Sapere, marzo/aprile 2016

Nuovi neuroni: che farne?
I neuroni prodotti da cellule staminali in alcune zone del cervello non riescono a sostituire le cellule perse ma sono importanti nel mantenere la plasticità cerebrale

Luca Bonfanti, Neurobiologo

Raccontare gli studi sulla genesi di nuovi neuroni è un po' come parlare di fantascienza. Non solo per quell'aura surreale che accompagna le scoperte scientifiche più inattese ma soprattutto per l'intreccio di opportunità e domande senza risposta scaturito da questo filone di ricerca. Per più di un secolo i neuroscienziati hanno considerato il cervello un organo incapace di rinnovarsi, diverso quindi da pelle e sangue che ricambiano le cellule quasi quotidianamente.

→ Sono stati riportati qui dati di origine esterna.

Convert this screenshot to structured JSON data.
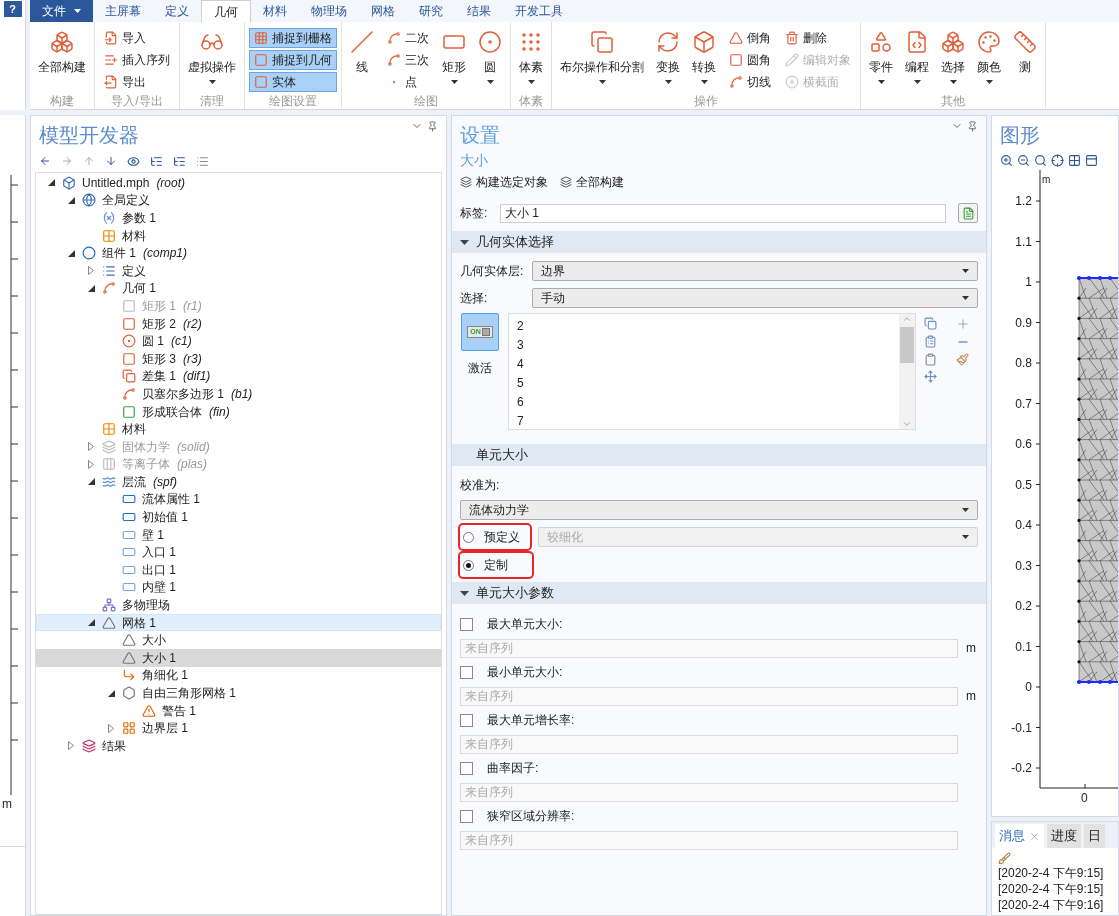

Poi, vent'anni fa, si è scoperto che alcune aree cerebrali contengono cellule staminali in grado di generare nuovi neuroni che vanno a integrarsi nei circuiti nervosi. Il fenomeno (neurogenesi adulta) è una forma di plasticità che può aggiungere o sostituire cellule nervose, superando il dogma secondo cui il loro numero sarebbe fissato alla nascita e non potrebbe più cambiare, se non diminuendo.

Sin dall'inizio, la neurogenesi adulta è stata vista dai ricercatori come una speranza terapeutica per patologie neurodegenerative come l'Alzheimer e il Parkinson, o danni vascolari come l'ictus, che portano inevitabilmente alla perdita dei neuroni e delle loro funzioni (movimento, memoria, capacità cognitive). Già da tempo si sapeva che anfibi, pesci, rettili (vertebrati non mammiferi) possono rigenerare il tessuto nervoso grazie alle cellule staminali, una proprietà osservata non senza invidia da chi sapeva invece di possedere un cervello 'statico'. Il fatto che alcuni neuroni possano essere prodotti anche in mammiferi come noi è sicuramente una buona notizia, ma non ha risolto il problema dei molti disordini neurologici tuttora incurabili.

Questo articolo prova a entrare in questo campo d'indagine enigmatico, alla ricerca delle opportunità che ne potrebbero derivare e anche dei fattori che giocano contro un suo utilizzo terapeutico.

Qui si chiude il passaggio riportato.